Arunabha Ghosh, head of CEEW, said developed countries whose commitments failed to meet the two-degree ceiling included the US, Russia, Japan, Australia, Canada, European Union, New Zealand, Norway and Switzerland. Major developing countries in the same situation included Saudi Arabia, China, South Africa, South Korea, Brazil, Indonesia, Mexico and the United Arab Emirates, he added.
In this situation, the main agenda of this year’s climate summit is to prepare a roadmap to implement the Paris agreement in such a way that average global temperature rise can stay within two degrees Celsius. Many observers fear this roadmap will be disrupted by US delegates, which remains to be seen.
The poor countries continue to plead for more action and more money.
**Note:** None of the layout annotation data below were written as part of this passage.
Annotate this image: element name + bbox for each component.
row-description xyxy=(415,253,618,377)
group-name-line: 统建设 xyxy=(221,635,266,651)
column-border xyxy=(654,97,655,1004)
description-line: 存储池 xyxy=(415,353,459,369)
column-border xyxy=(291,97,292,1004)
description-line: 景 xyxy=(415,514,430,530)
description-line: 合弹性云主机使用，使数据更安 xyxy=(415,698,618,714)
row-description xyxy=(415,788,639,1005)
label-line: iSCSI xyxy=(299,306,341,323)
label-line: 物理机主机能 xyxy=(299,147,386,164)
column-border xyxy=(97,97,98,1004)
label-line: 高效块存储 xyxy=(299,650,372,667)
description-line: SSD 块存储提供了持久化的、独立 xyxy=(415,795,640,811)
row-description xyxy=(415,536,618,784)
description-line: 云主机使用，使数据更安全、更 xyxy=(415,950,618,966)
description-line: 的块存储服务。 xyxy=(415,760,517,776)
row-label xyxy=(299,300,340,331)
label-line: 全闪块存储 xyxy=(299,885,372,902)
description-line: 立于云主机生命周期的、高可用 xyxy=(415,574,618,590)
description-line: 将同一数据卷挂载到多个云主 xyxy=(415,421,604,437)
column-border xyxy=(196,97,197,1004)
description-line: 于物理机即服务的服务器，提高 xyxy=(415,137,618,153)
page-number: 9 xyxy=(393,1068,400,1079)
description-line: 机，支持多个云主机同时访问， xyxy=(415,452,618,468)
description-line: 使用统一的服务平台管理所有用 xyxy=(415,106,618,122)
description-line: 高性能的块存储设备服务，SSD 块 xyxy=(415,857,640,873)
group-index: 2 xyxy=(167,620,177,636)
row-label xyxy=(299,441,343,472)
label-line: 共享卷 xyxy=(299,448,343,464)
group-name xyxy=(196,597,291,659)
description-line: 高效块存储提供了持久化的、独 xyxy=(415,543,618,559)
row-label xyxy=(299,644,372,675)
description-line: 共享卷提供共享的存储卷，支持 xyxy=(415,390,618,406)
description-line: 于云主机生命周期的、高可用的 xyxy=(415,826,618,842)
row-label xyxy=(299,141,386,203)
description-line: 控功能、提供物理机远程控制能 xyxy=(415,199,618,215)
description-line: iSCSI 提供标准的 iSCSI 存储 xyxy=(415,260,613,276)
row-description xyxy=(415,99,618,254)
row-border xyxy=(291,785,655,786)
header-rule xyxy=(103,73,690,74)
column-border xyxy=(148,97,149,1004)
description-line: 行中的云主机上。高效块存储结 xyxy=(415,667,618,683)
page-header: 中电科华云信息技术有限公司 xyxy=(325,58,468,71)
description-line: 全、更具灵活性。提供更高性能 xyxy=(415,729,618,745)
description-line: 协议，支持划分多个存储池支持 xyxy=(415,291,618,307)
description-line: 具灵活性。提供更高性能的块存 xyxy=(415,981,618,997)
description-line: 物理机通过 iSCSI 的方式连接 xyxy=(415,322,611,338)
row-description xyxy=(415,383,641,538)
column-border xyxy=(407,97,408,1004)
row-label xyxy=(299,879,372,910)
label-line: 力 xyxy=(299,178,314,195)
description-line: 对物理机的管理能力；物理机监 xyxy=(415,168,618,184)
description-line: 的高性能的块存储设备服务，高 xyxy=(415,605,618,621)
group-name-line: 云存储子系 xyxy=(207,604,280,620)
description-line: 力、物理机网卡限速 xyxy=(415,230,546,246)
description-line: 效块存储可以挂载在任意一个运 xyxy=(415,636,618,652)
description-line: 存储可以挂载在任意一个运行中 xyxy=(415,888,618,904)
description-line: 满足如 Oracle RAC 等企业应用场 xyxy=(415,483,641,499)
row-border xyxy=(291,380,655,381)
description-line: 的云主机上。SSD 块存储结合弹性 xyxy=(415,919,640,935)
Gebru Jember Endalew, Chair of the Least Developed Countries (LDC) Group, said on the opening day, “COP23 is an important opportunity to bridge the widening finance gap, a serious barrier to ambitious climate action worldwide… LDCs and other developing countries cannot take ambitious action to address climate change or protect themselves against its impacts unless all countries fulfil and outdo the pledges they have made.”
New Delhi-based think tank Centre for Science and Environment (CSE) said the US withdrawal should be seen as an opportunity for action, and not inaction. “Over the past 25 years, the US has been an obstruction to an ambitious climate deal. Today, we are in a state of climate crises, with the world reeling from a series of climate change-induced extreme weather events. The US withdrawal should be taken as an opportunity and a call for greater and more ambitious action, and not a call for inaction,” said Chandra Bhushan, deputy director general of CSE and the head of its climate change programme.